Is “human rights law” the framework of democracy?
Updated on 06 December 2023
Ms. Shirin EBADI, an Iranian human rights lawyer who received the Nobel Prize in 2003, has written an occasional piece (https://bit.ly/157Bvmw) – probably on the occasion of the “Nobel Women’s Initiative Conference” in Belfast.
The text is canonical: it reflects and summarizes mainstream views. I’ll discuss this text to highlight what I consider troublesome thinking underpinning the discussion on the role of human rights.
“Democracy, in its classical definition, means the rule of the majority.” This is the first sentence in her text, and the premises on which she builds her argumentation. I do not know where she got this idea from, but to me this is not what democracy is all about.
In Athens, there were no parties or proper “elections” – just a series of votes cast within a restricted oligarchy of citizens on individual issues (women and slaves – the majority – need not utter a word). Prior to Greek democracy, the Romans had developed a complex system of checks and balances framing the voting (see my 162 blog entry https://bit.ly/157Bvmw). Underpinning all discussion about democracy, in either case, is the idea that “winning elections” is a means and part of a never-ending process toward the goal of making policies for the common weal. True, the winners have the right of initiative. It remains a “common” endeavor, however, and “winners” must try to be inclusive.
Referring to my 234 blog entry (https://bit.ly/157Bvmw ), I have argued there for the existence of “social logic” – a more or less coherent set of beliefs or principles – underpinning the social system and allowing it to evolve harmoniously. While the “winners” of an election may have the lead in interpreting it and choosing policies to fit the context, they are in the end bound by the social logic and by the respect they owe to all members of the group. Any such social logic, then, is strictly internal to the social system and would have no universal character.

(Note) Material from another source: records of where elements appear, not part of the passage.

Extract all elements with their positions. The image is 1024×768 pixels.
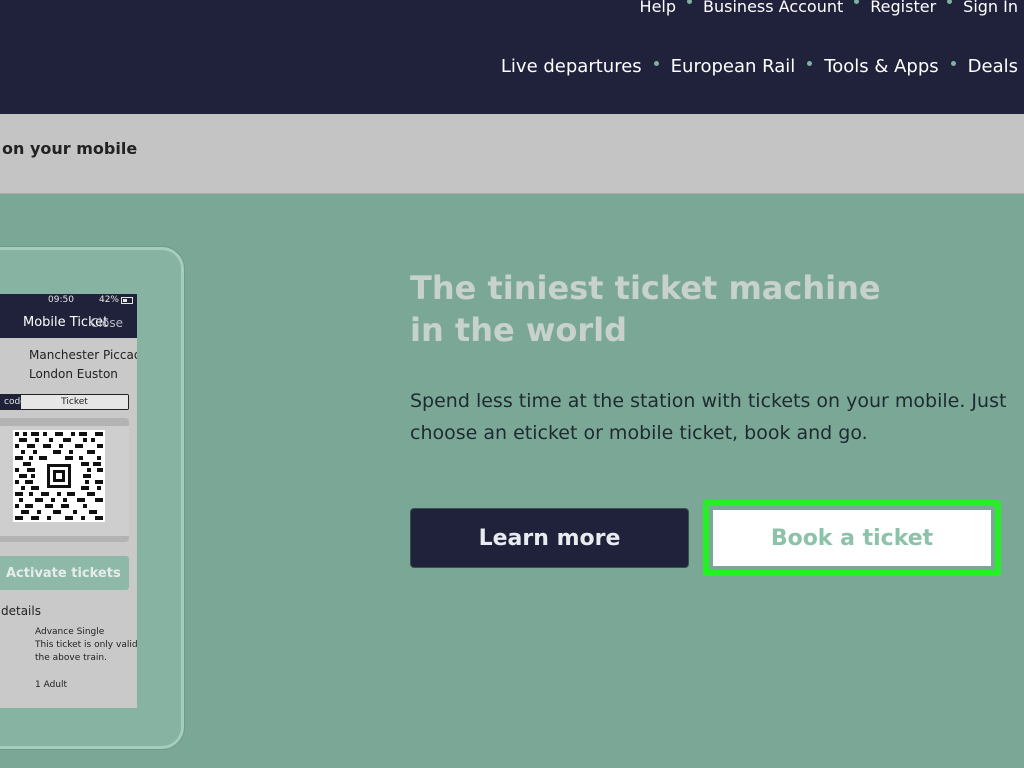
fare-note: This ticket is only valid on the above t…: [35, 640, 137, 663]
tab-code: code: [0, 395, 26, 409]
phone-status-bar: 09:50 42%: [0, 294, 137, 308]
hero-section: 09:50 42% Mobile Ticket Close 35 Manches…: [0, 195, 1024, 768]
breadcrumb-banner: on your mobile: [0, 114, 1024, 194]
route-row: 35 Manchester Piccadilly: [0, 348, 137, 364]
nav-live-departures[interactable]: Live departures: [501, 56, 642, 77]
nav-separator-dot: [950, 61, 956, 66]
nav-register[interactable]: Register: [870, 0, 936, 16]
nav-tools-apps[interactable]: Tools & Apps: [824, 56, 938, 77]
activate-tickets-button: Activate tickets: [0, 556, 129, 590]
ticket-details-heading: details: [1, 604, 41, 618]
route-row: 40 London Euston: [0, 367, 137, 383]
qr-panel: [0, 418, 129, 542]
nav-sign-in[interactable]: Sign In: [963, 0, 1018, 16]
battery-icon: [121, 296, 133, 304]
fare-info: Advance Single This ticket is only valid…: [35, 626, 137, 665]
fare-type: Advance Single: [35, 627, 105, 637]
status-time: 09:50: [48, 295, 74, 305]
nav-separator-dot: [947, 0, 953, 4]
tab-ticket: Ticket: [21, 395, 128, 409]
route-station: Manchester Piccadilly: [29, 348, 137, 362]
nav-european-rail[interactable]: European Rail: [671, 56, 796, 77]
nav-separator-dot: [854, 0, 860, 4]
qr-background: [0, 426, 129, 536]
book-ticket-button[interactable]: Book a ticket: [713, 510, 991, 566]
phone-mockup: 09:50 42% Mobile Ticket Close 35 Manches…: [0, 247, 184, 749]
hero-title-line-1: The tiniest ticket machine: [410, 269, 881, 307]
app-close-button: Close: [90, 316, 123, 330]
passenger-count: 1 Adult: [35, 680, 68, 690]
utility-nav: Help Business Account Register Sign In: [640, 0, 1018, 16]
nav-deals[interactable]: Deals: [968, 56, 1018, 77]
nav-separator-dot: [653, 61, 659, 66]
status-battery: 42%: [99, 295, 133, 305]
route-station: London Euston: [29, 367, 118, 381]
nav-business-account[interactable]: Business Account: [703, 0, 843, 16]
nav-separator-dot: [687, 0, 693, 4]
nav-help[interactable]: Help: [640, 0, 676, 16]
hero-title: The tiniest ticket machine in the world: [410, 267, 930, 351]
site-header: Help Business Account Register Sign In L…: [0, 0, 1024, 114]
hero-title-line-2: in the world: [410, 311, 628, 349]
ticket-tabs: code Ticket: [0, 394, 129, 410]
hero-description: Spend less time at the station with tick…: [410, 390, 1007, 444]
learn-more-button[interactable]: Learn more: [410, 508, 689, 568]
qr-code-icon: [13, 430, 105, 522]
main-nav: Live departures European Rail Tools & Ap…: [501, 56, 1018, 77]
nav-separator-dot: [807, 61, 813, 66]
battery-percent: 42%: [98, 295, 119, 305]
phone-app-bar: Mobile Ticket Close: [0, 308, 137, 338]
banner-title: on your mobile: [2, 139, 138, 158]
phone-screen: 09:50 42% Mobile Ticket Close 35 Manches…: [0, 294, 137, 708]
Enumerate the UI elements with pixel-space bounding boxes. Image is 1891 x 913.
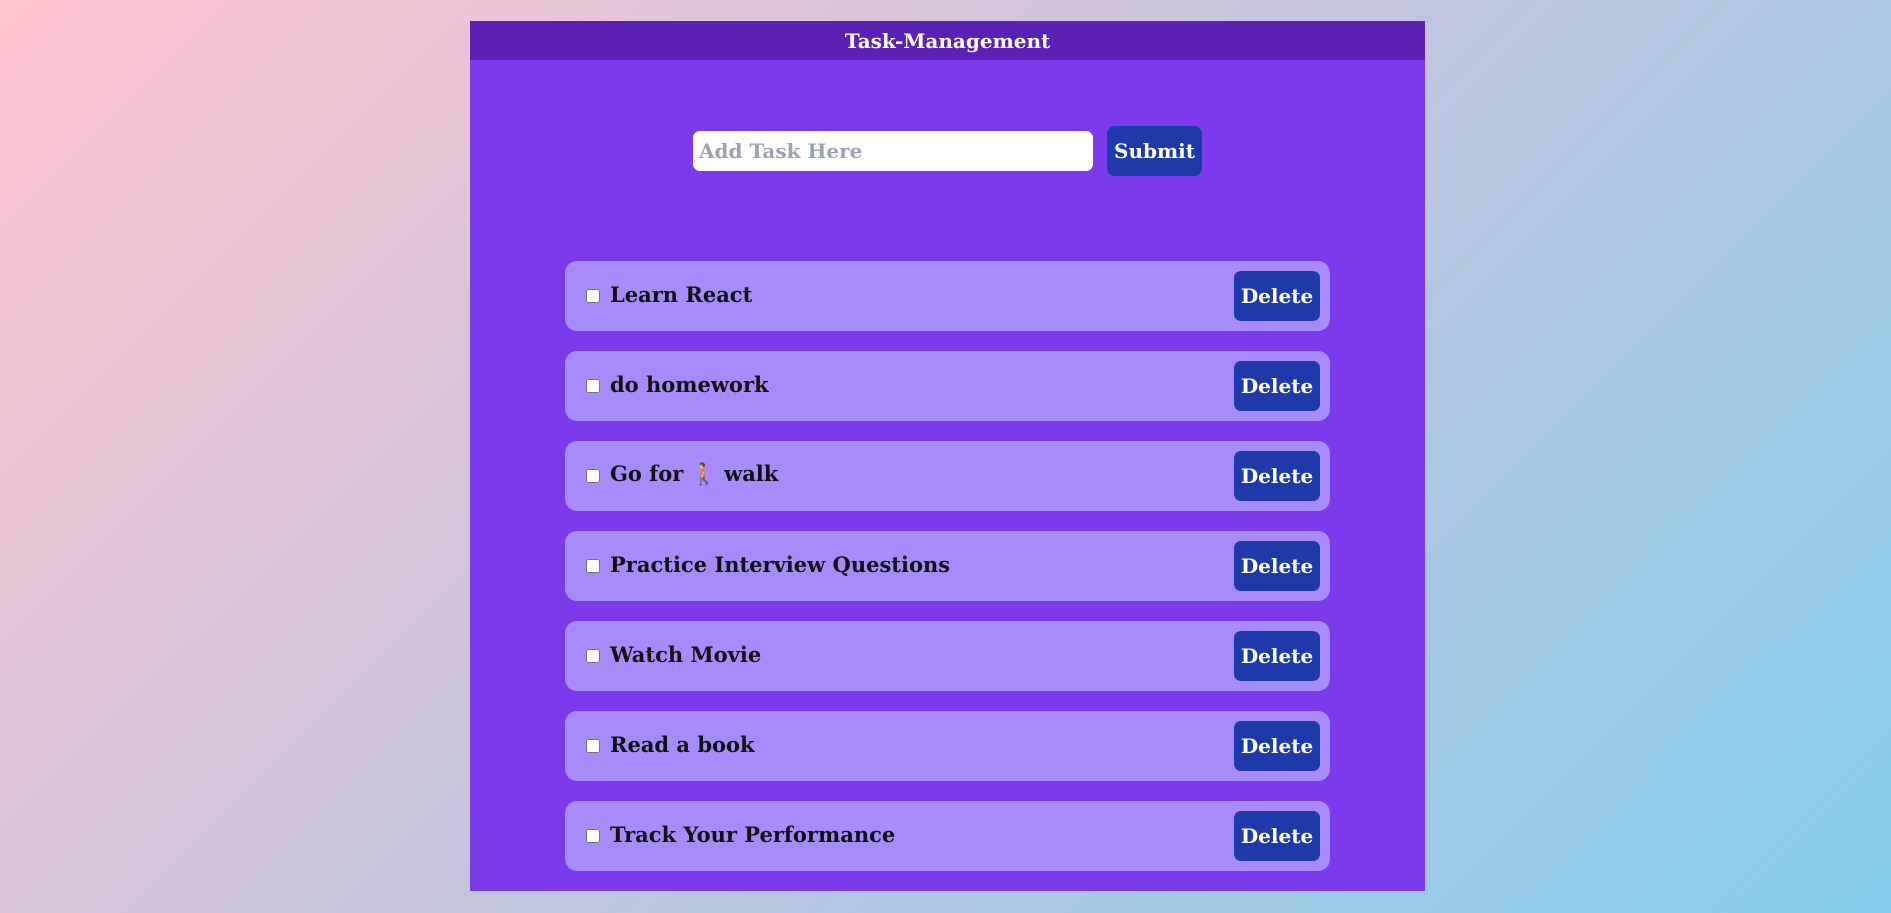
task-text: Track Your Performance (610, 821, 896, 847)
task-list: Learn React Delete do homework Delete Go… (565, 261, 1330, 891)
task-item: Read a book Delete (565, 711, 1330, 781)
task-item: Practice Interview Questions Delete (565, 531, 1330, 601)
task-text: Read a book (610, 731, 755, 757)
submit-button[interactable]: Submit (1107, 126, 1202, 176)
task-checkbox[interactable] (586, 649, 600, 663)
delete-button[interactable]: Delete (1234, 451, 1320, 501)
task-checkbox[interactable] (586, 379, 600, 393)
app-header: Task-Management (470, 21, 1425, 60)
task-item: do homework Delete (565, 351, 1330, 421)
task-item: Go for 🚶 walk Delete (565, 441, 1330, 511)
task-text: do homework (610, 371, 769, 397)
task-text: Go for 🚶 walk (610, 461, 779, 486)
task-checkbox[interactable] (586, 469, 600, 483)
add-task-input[interactable] (693, 131, 1093, 171)
add-task-form: Submit (470, 126, 1425, 176)
task-text: Learn React (610, 281, 753, 307)
task-app: Task-Management Submit Learn React Delet… (470, 21, 1425, 891)
task-text: Watch Movie (610, 641, 762, 667)
delete-button[interactable]: Delete (1234, 721, 1320, 771)
delete-button[interactable]: Delete (1234, 361, 1320, 411)
delete-button[interactable]: Delete (1234, 271, 1320, 321)
task-checkbox[interactable] (586, 829, 600, 843)
task-item: Learn React Delete (565, 261, 1330, 331)
task-item: Watch Movie Delete (565, 621, 1330, 691)
task-checkbox[interactable] (586, 289, 600, 303)
task-checkbox[interactable] (586, 559, 600, 573)
delete-button[interactable]: Delete (1234, 811, 1320, 861)
app-title: Task-Management (844, 28, 1051, 53)
delete-button[interactable]: Delete (1234, 631, 1320, 681)
task-checkbox[interactable] (586, 739, 600, 753)
task-text: Practice Interview Questions (610, 551, 951, 577)
delete-button[interactable]: Delete (1234, 541, 1320, 591)
task-item: Track Your Performance Delete (565, 801, 1330, 871)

Ms. EBADI, however, argues: “Democracy has a framework that must be observed. What is the framework of democracy? The framework of democracy is human rights laws.” For her, the “framework” is universal, hence external to the social system. Never mind that the terms “framework” and “laws” are contradictory. A law is a social construct – a collective intentionality somehow subject to the approval of the social actors. It cannot be a universal. More cogently: I know of genetically founded universals. Primatologists have observed empathy in all apish cousins, so the assumption of a genetic presupposition is fair. I have no evidence fur cultural universals – unless they are of religious origin and transcendental.
Ms. EBADI fails to indicate how the “human rights framework” emerged. To her it is axiomatic, or self-evident. As a political theory, however, “human rights” is a contemporary development. One is strained to bestow universal and timeless character. The claimed universal character puts human rights in the class of revealed principles. The only difference is that there is no Moses to carry down from Mt. Sinai the Ten Human Rights, or how many they may be.
Transcendentalism has consequences. A revelation is an open invitation for someone to show up and reveal/interpret it. There is no dearth of candidates on this score, all high-minded, mind you, and ready to decide what’s suitable for you and me. I’m also amazed at the proliferation of “human rights” being asserted directly or deduced from first principles. Transition to “animal rights” is an emergent phenomenon.
More problematic aspects arise. A right is entitlement – it may not be questioned or subject to deliberation. A “right” is a “non-negotiable demand” so dear to the ’68 generation. Furthermore, a framework is a framework is a framework. It must be directly applicable, either prescriptively or at least proscriptively. Ms EBADI is quite clear on this point: “Pretexts for violation of human rights as cultural relativism, religion and ideology, are not acceptable”. She goes on. “No country can be a quasi-democracy” – leaving it open where the boundary between real-existing democracy and eutopia lies.
I would wholeheartedly agree with Ms. EBADI on there being “different degrees of democracy”, and on “democracy requires constant attention,” lest it veer into oligarchy or autarchy (with a human face these days). Contrary to her, however, this is not a matter of asserting universality and transcendent rights, but a matter for ongoing deliberation. It is a not an individual’s right, it is a common responsibility.
 The last politician I heard extolling this interpretation was Silvio BERLUSCONI of Italy. I don’t think Ms. EBADI had him as political thinker in mind.
 Samuel MOYN (2010) : The last utopia. Human rights in history. Harvard University Press, Cambridge.